Nonbuilding construction in February was reported at $78.3 billion, essentially the same as the previous month. The public works categories in total bounced back 4% after a weak January, but they were offset by a sharp 61% decline for electric power plants. Highways and bridges in February were up 16%, helped by the start of several large bridge projects in such states as Virginia, North Carolina, Pennsylvania, Tennessee, and Iowa. For environmental public works, gains were reported for sewers (up 19%) and water supply systems (up 4%), while river/harbor development retreated (down 5%). Murray noted, "After an unusually weak January, it was expected that public works construction would rebound in February. At the same time, the tough fiscal climate for the federal and state governments means that it will be difficult for public works to see growth for 2004 as a whole."
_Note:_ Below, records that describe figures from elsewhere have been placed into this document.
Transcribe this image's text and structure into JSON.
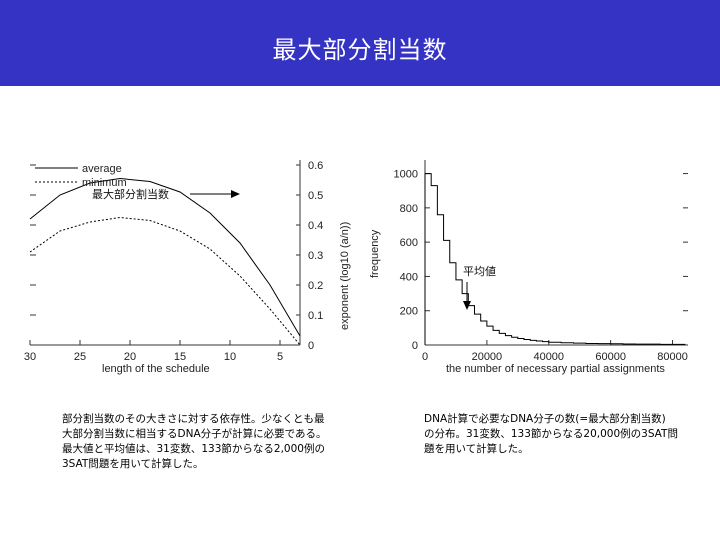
{
  "slide": {
    "title": "最大部分割当数",
    "accent_color": "#3533c3"
  },
  "left_plot": {
    "legend": [
      "average",
      "minimum"
    ],
    "annotation": "最大部分割当数",
    "xlabel": "length of the schedule",
    "ylabel": "exponent (log10 (a/n))",
    "x_ticks": [
      "30",
      "25",
      "20",
      "15",
      "10",
      "5"
    ],
    "y_ticks": [
      "0",
      "0.1",
      "0.2",
      "0.3",
      "0.4",
      "0.5",
      "0.6"
    ]
  },
  "right_plot": {
    "annotation": "平均値",
    "xlabel": "the number of necessary partial assignments",
    "ylabel": "frequency",
    "x_ticks": [
      "0",
      "20000",
      "40000",
      "60000",
      "80000"
    ],
    "y_ticks": [
      "0",
      "200",
      "400",
      "600",
      "800",
      "1000"
    ]
  },
  "chart_data": [
    {
      "type": "line",
      "title": "",
      "xlabel": "length of the schedule",
      "ylabel": "exponent (log10 (a/n))",
      "xlim": [
        30,
        3
      ],
      "ylim": [
        0,
        0.6
      ],
      "series": [
        {
          "name": "average",
          "x": [
            30,
            27,
            24,
            21,
            18,
            15,
            12,
            9,
            6,
            3
          ],
          "values": [
            0.42,
            0.5,
            0.54,
            0.555,
            0.545,
            0.51,
            0.44,
            0.34,
            0.2,
            0.03
          ]
        },
        {
          "name": "minimum",
          "x": [
            30,
            27,
            24,
            21,
            18,
            15,
            12,
            9,
            6,
            3
          ],
          "values": [
            0.31,
            0.38,
            0.41,
            0.425,
            0.415,
            0.38,
            0.32,
            0.23,
            0.12,
            0.0
          ]
        }
      ]
    },
    {
      "type": "bar",
      "title": "",
      "xlabel": "the number of necessary partial assignments",
      "ylabel": "frequency",
      "xlim": [
        0,
        85000
      ],
      "ylim": [
        0,
        1050
      ],
      "series": [
        {
          "name": "frequency",
          "x": [
            2000,
            4000,
            6000,
            8000,
            10000,
            12000,
            14000,
            16000,
            18000,
            20000,
            22000,
            24000,
            26000,
            28000,
            30000,
            32000,
            34000,
            36000,
            38000,
            40000,
            44000,
            48000,
            52000,
            56000,
            60000,
            64000,
            68000,
            72000,
            76000,
            80000,
            84000
          ],
          "values": [
            1000,
            930,
            760,
            610,
            480,
            380,
            300,
            230,
            180,
            140,
            110,
            85,
            68,
            55,
            45,
            38,
            32,
            27,
            23,
            20,
            16,
            13,
            11,
            9,
            8,
            7,
            6,
            5,
            5,
            4,
            4
          ]
        }
      ]
    }
  ],
  "captions": {
    "left": "部分割当数のその大きさに対する依存性。少なくとも最\n大部分割当数に相当するDNA分子が計算に必要である。\n最大値と平均値は、31変数、133節からなる2,000例の\n3SAT問題を用いて計算した。",
    "right": "DNA計算で必要なDNA分子の数(=最大部分割当数)\nの分布。31変数、133節からなる20,000例の3SAT問\n題を用いて計算した。"
  }
}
On an unadjusted basis, the 2% gain for total construction in 2004's January-February period was due to this pattern by sector, relative to last year - residential building, up 13%; nonresidential building, down 7%; and nonbuilding construction, down 13%. By geography, total construction performed as follows in 2004's first two months - the South Atlantic, up 11%; the South Central, up 1%; the Midwest and West, each unchanged; and the Northeast, down 8%.